It would be an understatement to suggest that artificial intelligence (AI) and machine learning (ML) in banking are transformative technologies. According to a recent survey of IT and line-of-business executives, 86% of financial services AI adopters say that AI will be very or critically important to their business’s success in the next two years. So, what should banks do to keep current with AI marketplace trends and build with confidence into the future?

While the banking sector has long been technology-dependent and data-intensive, new data-enabled AI technology has the capability to drive innovation further and faster than ever before. AI can help improve efficiency, enable a growth agenda, boost differentiation, manage risk and regulatory needs, and positively influence customer experience. Building sophisticated AI systems was once expensive, restricting deployment to key use cases (e.g., high-frequency trading). IT and line-of-business executives of companies that have adopted AI technologies tend to find that, from a technology perspective, cost and other barriers to adoption are falling, and it is becoming easier to implement and integrate AI technologies.

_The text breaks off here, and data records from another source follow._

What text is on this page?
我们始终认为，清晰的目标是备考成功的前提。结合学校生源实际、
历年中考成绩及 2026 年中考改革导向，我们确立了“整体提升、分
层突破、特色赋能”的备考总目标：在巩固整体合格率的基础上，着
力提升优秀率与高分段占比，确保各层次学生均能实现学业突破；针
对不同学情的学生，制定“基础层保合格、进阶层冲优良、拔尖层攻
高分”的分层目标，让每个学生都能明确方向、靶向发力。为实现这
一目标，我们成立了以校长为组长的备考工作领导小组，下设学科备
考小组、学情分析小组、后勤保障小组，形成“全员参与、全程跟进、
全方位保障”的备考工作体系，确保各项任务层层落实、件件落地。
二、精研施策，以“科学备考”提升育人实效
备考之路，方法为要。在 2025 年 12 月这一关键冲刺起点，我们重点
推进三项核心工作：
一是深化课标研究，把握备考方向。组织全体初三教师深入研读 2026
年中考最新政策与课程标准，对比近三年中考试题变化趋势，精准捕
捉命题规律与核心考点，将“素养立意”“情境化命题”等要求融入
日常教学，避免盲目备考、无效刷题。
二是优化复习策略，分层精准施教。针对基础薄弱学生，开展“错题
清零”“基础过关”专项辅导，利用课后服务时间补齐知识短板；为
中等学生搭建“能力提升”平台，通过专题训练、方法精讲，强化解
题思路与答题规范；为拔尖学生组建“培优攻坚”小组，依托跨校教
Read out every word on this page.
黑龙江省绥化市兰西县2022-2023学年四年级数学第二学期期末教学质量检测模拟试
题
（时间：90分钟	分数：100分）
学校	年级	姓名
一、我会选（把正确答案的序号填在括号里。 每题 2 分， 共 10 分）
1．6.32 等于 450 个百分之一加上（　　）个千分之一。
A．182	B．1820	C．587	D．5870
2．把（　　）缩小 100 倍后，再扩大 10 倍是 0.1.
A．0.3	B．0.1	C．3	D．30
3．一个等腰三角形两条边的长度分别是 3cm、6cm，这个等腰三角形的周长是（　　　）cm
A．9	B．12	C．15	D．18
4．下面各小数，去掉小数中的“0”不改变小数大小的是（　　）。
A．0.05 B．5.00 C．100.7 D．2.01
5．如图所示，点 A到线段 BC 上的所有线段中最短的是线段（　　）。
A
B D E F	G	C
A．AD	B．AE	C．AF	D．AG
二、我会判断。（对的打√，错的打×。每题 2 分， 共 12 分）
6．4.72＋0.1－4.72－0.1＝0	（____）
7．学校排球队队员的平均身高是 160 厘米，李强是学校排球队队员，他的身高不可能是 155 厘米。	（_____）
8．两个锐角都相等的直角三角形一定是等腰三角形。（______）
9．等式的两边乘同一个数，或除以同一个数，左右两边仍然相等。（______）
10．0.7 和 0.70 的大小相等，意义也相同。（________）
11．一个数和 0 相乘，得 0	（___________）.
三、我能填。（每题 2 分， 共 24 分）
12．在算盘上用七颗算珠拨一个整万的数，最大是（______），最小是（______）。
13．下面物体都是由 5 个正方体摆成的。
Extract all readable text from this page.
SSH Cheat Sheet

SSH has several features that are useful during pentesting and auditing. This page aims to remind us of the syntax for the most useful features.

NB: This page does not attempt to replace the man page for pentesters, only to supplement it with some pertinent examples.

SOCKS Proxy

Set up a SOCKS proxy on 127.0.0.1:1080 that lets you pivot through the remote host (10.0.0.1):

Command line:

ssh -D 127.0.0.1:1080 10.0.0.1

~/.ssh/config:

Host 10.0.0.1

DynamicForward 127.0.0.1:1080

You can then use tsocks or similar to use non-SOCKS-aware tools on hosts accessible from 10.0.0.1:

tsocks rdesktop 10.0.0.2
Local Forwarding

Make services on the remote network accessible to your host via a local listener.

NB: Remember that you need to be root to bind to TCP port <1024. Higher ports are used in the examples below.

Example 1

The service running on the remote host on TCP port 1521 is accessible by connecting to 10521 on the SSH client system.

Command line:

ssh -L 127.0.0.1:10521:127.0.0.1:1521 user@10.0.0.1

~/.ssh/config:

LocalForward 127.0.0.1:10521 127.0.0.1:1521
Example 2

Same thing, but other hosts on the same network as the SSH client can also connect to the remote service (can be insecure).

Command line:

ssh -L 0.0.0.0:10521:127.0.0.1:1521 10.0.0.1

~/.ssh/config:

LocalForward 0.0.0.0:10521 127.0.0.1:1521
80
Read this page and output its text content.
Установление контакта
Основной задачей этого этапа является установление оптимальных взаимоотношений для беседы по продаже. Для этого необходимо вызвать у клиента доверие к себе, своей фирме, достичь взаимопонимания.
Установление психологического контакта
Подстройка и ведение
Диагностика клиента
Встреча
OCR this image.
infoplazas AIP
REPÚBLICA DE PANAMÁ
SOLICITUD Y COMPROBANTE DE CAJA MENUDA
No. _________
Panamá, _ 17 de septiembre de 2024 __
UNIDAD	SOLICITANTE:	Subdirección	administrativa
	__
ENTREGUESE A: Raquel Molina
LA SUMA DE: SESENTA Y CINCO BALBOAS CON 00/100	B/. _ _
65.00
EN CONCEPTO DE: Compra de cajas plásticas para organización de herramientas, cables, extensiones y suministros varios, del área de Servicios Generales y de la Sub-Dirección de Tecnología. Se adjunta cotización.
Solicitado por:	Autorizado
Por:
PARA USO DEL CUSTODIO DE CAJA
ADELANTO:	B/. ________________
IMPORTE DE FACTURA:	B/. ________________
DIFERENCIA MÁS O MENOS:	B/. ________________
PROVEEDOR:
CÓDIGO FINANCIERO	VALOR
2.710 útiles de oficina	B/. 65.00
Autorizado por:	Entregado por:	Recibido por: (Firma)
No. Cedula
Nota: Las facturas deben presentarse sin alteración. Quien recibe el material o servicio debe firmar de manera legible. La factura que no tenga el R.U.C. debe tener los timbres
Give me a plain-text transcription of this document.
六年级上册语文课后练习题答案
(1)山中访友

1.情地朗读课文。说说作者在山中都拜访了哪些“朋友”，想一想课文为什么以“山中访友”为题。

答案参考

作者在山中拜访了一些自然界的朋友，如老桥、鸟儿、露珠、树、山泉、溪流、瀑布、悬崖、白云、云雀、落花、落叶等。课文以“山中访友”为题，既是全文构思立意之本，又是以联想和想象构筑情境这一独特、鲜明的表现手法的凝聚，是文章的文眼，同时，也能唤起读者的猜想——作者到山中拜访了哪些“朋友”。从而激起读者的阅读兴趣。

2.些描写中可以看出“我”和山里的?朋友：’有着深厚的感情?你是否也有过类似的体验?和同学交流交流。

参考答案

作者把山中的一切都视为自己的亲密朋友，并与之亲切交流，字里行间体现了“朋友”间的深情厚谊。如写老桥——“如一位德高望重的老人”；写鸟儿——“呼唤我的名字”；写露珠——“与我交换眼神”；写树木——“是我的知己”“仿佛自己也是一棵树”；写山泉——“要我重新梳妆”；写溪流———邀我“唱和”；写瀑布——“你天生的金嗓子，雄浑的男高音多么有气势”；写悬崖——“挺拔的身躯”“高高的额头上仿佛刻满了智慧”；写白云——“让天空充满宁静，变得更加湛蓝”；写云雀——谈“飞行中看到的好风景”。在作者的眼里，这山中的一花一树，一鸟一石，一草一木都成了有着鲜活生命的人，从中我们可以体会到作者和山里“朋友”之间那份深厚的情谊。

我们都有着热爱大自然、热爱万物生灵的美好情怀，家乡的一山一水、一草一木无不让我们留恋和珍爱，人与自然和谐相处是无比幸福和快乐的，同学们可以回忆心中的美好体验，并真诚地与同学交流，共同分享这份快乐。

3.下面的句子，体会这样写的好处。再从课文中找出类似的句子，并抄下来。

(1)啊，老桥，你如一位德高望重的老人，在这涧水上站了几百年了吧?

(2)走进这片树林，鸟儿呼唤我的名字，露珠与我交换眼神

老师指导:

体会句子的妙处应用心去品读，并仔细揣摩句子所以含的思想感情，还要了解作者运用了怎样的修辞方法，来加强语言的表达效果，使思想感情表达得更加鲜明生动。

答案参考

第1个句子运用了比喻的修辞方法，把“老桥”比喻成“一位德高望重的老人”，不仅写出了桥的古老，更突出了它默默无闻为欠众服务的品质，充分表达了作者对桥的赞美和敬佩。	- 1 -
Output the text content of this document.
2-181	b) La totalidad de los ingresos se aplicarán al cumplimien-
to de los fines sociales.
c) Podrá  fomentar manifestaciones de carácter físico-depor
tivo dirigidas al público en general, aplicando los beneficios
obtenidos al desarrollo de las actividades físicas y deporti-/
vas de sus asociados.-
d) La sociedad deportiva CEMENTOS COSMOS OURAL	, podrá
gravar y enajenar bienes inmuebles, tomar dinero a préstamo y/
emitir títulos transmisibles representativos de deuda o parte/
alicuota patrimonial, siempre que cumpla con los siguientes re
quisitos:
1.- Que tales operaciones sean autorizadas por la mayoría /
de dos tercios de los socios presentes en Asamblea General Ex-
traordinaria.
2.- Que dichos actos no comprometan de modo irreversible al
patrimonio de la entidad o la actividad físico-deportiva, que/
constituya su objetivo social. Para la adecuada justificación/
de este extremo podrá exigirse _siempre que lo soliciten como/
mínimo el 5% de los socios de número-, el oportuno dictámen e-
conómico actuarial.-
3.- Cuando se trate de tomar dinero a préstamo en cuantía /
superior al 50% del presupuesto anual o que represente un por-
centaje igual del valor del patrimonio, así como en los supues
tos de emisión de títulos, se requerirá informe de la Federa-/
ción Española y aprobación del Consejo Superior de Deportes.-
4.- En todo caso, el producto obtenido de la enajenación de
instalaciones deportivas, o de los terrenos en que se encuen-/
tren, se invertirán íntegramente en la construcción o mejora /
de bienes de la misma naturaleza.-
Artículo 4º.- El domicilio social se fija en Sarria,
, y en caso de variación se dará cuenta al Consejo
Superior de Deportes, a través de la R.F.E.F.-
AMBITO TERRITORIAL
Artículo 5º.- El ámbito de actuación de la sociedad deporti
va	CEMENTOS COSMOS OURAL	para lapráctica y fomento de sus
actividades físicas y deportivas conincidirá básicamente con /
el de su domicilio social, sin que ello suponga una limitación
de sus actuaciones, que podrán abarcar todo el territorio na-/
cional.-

Organizations are making targeted investments in areas such as cloud, big data platforms, and data applications that use updated architecture (e.g., microservices and event hubs), eliminating up-front capital investment needed specifically to develop, deploy, and scale AI solutions. However, multiple operational and organizational challenges remain, notably skills gaps and the integration of AI into the wider organization, to name two examples.

86% of financial services AI adopters say that AI will be very or critically important to their business’s success in the next two years.

Shifting to full-scale AI implementation in banking

Much like the evolution of cloud platforms in recent years, banks must move beyond the hype and consider the practical applications of AI. While there are proven examples of effective applications, many banks still consider AI to be experimental, with many of their pilot programs never moving into full-scale implementation. Banks must consider their artificial intelligence and machine learning approach and invest in an AI implementation journey for successful outcomes. Here are critical focus areas, across six steps, where banks may need to evolve their processes to be successful on their journey:

Step 1: Develop an AI strategy
Shift from just using AI capabilities to being an AI firm and addressing the how of execution

Step 2: Define a use case–driven process
Focus on business value-driven use cases and investing in diverse AI capabilities instead of focusing on limited AI solutions

Step 3: Experiment with prototypes
Shift from providing a concept to laying a foundation and prepare for strategic alignment

Step 4: Build with confidence
Move from a reactive mindset to a proactive focus on risks and ethics and explore new partnerships while balancing convergence

Step 5: Scale for enterprise deployment
Change the “nice-to-have” AI talent list to a “must-have” list and shift from rigid to adaptive technology and operating models that introduce nimbleness across the organization

Step 6: Drive sustainable outcomes
Go beyond only implementing AI to discovering how to enhance capabilities and generate additional business value from deployed applications

An AI-enabled future

The growing adoption of AI promises to have a lasting impact on the banking industry. Even though banks must still overcome significant operational and organizational challenges, they are making great strides forward in implementation and adoption. To realize the full benefits of AI, banks must stay the course today and continue to build the technological foundations and processes necessary to move forward into the future.